Elisaveta Eógan wanted to call her parents during the holiday season but was faced with a major problem: she had no phone.

“In this day and age everyone is able to communicate to anyone! Family, friends, and even strangers! I was horrified this morning. I tried to call my parents, I tried to call my friends, I even tried to call my pet pangolin, no one picked up the phone!” “How exactly were you trying to call these people?” I asked. “Well, everyone just says they simply call someone, so I tried doing that. It didn’t work.” “Did you have a phone or something to call the people you were trying to call?” “No, I do not have a phone.”

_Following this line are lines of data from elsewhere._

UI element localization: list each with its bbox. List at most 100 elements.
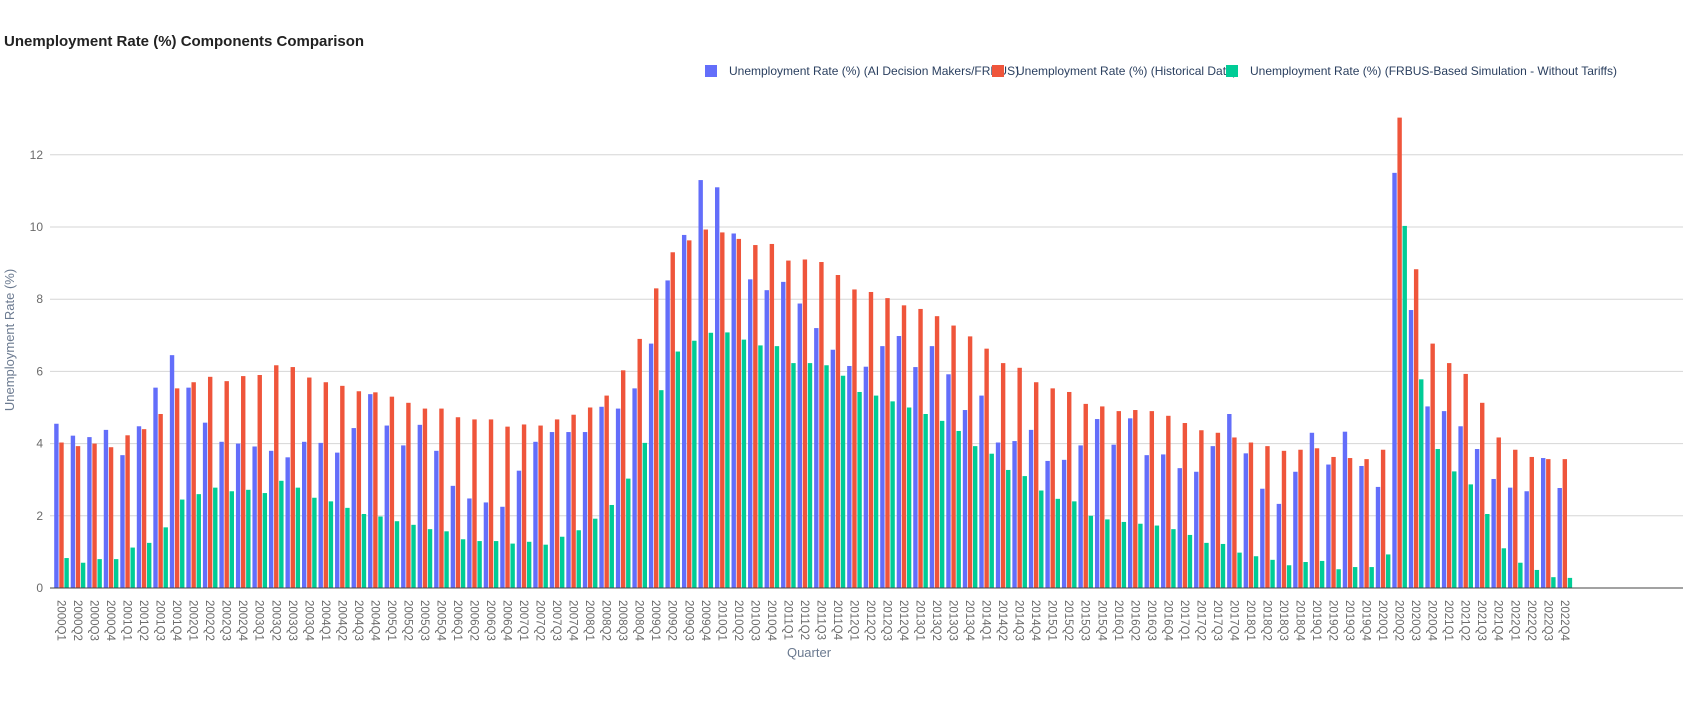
y-tick-label: 12 <box>30 148 44 162</box>
bar-ai <box>153 387 158 588</box>
x-tick-label: 2020Q3 <box>1409 600 1421 641</box>
bar-ai <box>1557 488 1562 588</box>
x-tick-label: 2016Q4 <box>1161 600 1173 642</box>
bar-simulation <box>1072 501 1077 588</box>
bar-simulation <box>1204 542 1209 588</box>
bar-ai <box>1094 419 1100 588</box>
legend-item-ai-decision-makers[interactable]: Unemployment Rate (%) (AI Decision Maker… <box>705 63 1019 79</box>
x-tick-label: 2010Q1 <box>715 600 727 641</box>
x-tick-label: 2005Q2 <box>401 600 413 641</box>
x-tick-label: 2001Q4 <box>170 600 182 642</box>
x-tick-label: 2007Q3 <box>550 600 562 641</box>
x-tick-label: 2015Q1 <box>1046 600 1058 641</box>
bar-ai <box>896 336 902 588</box>
x-tick-label: 2019Q3 <box>1343 600 1355 641</box>
x-tick-label: 2013Q1 <box>914 600 926 641</box>
bar-ai <box>715 187 720 589</box>
bar-simulation <box>411 524 416 588</box>
bar-simulation <box>725 332 730 588</box>
bar-historical <box>885 298 890 588</box>
bar-historical <box>521 424 527 588</box>
x-tick-label: 2001Q3 <box>154 600 166 641</box>
bar-historical <box>59 442 64 588</box>
bar-simulation <box>1518 562 1523 588</box>
bar-ai <box>434 450 439 588</box>
bar-simulation <box>840 375 846 588</box>
bar-historical <box>951 325 956 588</box>
bar-historical <box>323 382 329 588</box>
bar-simulation <box>791 363 796 588</box>
bar-ai <box>186 387 191 588</box>
legend-item-frbus-simulation[interactable]: Unemployment Rate (%) (FRBUS-Based Simul… <box>1226 63 1617 79</box>
x-tick-label: 2022Q4 <box>1558 600 1570 642</box>
bar-ai <box>1028 429 1034 588</box>
bar-historical <box>1463 373 1468 588</box>
bar-ai <box>1210 446 1215 588</box>
x-tick-label: 2004Q3 <box>352 600 364 641</box>
x-tick-label: 2020Q2 <box>1393 600 1405 641</box>
bar-historical <box>1480 402 1485 588</box>
x-tick-label: 2019Q1 <box>1310 600 1322 641</box>
x-tick-label: 2021Q1 <box>1442 600 1454 641</box>
x-tick-label: 2011Q2 <box>798 600 810 640</box>
legend-label-ai-decision-makers: Unemployment Rate (%) (AI Decision Maker… <box>729 64 1020 78</box>
bar-simulation <box>1253 556 1259 588</box>
bar-historical <box>1199 430 1204 588</box>
bar-simulation <box>675 351 681 588</box>
bar-simulation <box>642 442 647 588</box>
bar-ai <box>1161 454 1166 588</box>
chart-legend: Unemployment Rate (%) (AI Decision Maker… <box>0 0 1683 90</box>
bar-ai <box>962 410 968 588</box>
bar-simulation <box>510 543 515 588</box>
bar-historical <box>1413 269 1419 588</box>
y-tick-label: 8 <box>36 292 43 306</box>
bar-historical <box>1496 437 1501 588</box>
bar-historical <box>92 443 97 588</box>
bar-ai <box>814 328 819 588</box>
x-tick-label: 2016Q1 <box>1112 600 1124 641</box>
bar-historical <box>406 402 411 588</box>
x-tick-label: 2022Q2 <box>1525 600 1537 641</box>
legend-item-historical-data[interactable]: Unemployment Rate (%) (Historical Data) <box>992 63 1237 79</box>
bar-historical <box>720 232 725 589</box>
bar-historical <box>967 336 973 588</box>
x-tick-label: 2018Q2 <box>1260 600 1272 641</box>
x-tick-label: 2006Q3 <box>484 600 496 641</box>
bar-ai <box>665 280 670 588</box>
bar-simulation <box>857 391 862 588</box>
bar-simulation <box>279 480 284 588</box>
bar-historical <box>207 376 213 588</box>
bar-simulation <box>493 541 499 588</box>
bar-ai <box>500 506 505 588</box>
bar-simulation <box>97 559 102 588</box>
bar-simulation <box>295 487 301 588</box>
x-tick-label: 2001Q1 <box>121 600 133 641</box>
bar-historical <box>373 392 378 588</box>
bar-historical <box>604 395 609 588</box>
bar-simulation <box>1039 490 1044 588</box>
bar-simulation <box>1088 515 1094 588</box>
bar-ai <box>681 234 687 588</box>
bar-simulation <box>873 395 879 588</box>
bar-simulation <box>1286 565 1292 588</box>
bar-historical <box>852 289 857 588</box>
bar-simulation <box>906 407 912 588</box>
bar-ai <box>169 355 175 588</box>
bar-historical <box>918 308 923 588</box>
bar-simulation <box>1534 569 1540 588</box>
bar-simulation <box>130 547 135 588</box>
bar-simulation <box>345 507 350 588</box>
bar-simulation <box>312 497 317 588</box>
bar-ai <box>467 498 472 588</box>
bar-ai <box>1425 406 1430 588</box>
bar-ai <box>632 388 637 588</box>
bar-historical <box>1529 456 1534 588</box>
bar-ai <box>847 365 852 588</box>
bar-historical <box>670 252 675 588</box>
bar-historical <box>1000 363 1006 588</box>
bar-ai <box>830 349 836 588</box>
bar-ai <box>1491 478 1496 588</box>
bar-ai <box>1441 411 1447 588</box>
bar-ai <box>1276 503 1282 588</box>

This is truly a sad turn-out of events. Turns out Eógan is not the only person who is unable to call people since she doesn’t have a phone. Statics show 100% of people who do not have access to a phone are unable to call people. Science has proved it is basically impossible to phone someone without some type of phone. The paper in question had many disclaimers because they knew there would be that one guy who was gonna turn their microwave into a phone. Gosh darn that one guy, always making lives harder for paper writers.

Scientists have instructed everyone in this situation to ‘stay calm’ and ‘do not panic’ as it is supposedly normal. However, the people affected by the lack of phone cannot come to the real world terms of being unable to contact everyone. They’re gonna miss out on all the gossip. Eógan was at work when she heard Susan and Billy just broke up, she didn’t even know they got together! The lack of phone is causing time to leave these people behind, create quasi time travelers.

Time travelers are a big problem. They cause too many paradoxes. Just because a big big company like Marvel explains time travel one way doesn’t mean it’s the correct or even only way. There are so many time travel paradoxes, it’s like opening a can of worms and then trying to go into the past to tell yourself to not open the can of worms but by going into the past you have basically opened the can of worms again. The Grandfather paradox is a popular one. If you go back in time and kill your grandpa (why would you even do this, you wicked person!), what will happen? If your grandpa is not alive, he would have never given birth to one of your parents and then you, meaning you do not exist and have never traveled back in time, but you do exist, so what happens? People like to think about this problem but philosophy is not a legitimate job anymore. Aristotle and Plato and Diogenes and all your favourite philosophers were seen as geniuses for their time, but in these times no one gets paid for thinking random stuff like “What is it? I am? Am I? How to be?” In fact, many people aren’t even getting paid because they are getting laid off! If I got a dollar for everytime I thought something random like those old philsophers I would already be retired, maybe I would have the boss even working for me!

Anywho, I have gotten way past the effort point of writing this article in return for pay. If you want a better article (or the full version) make sure you purchase the DLC.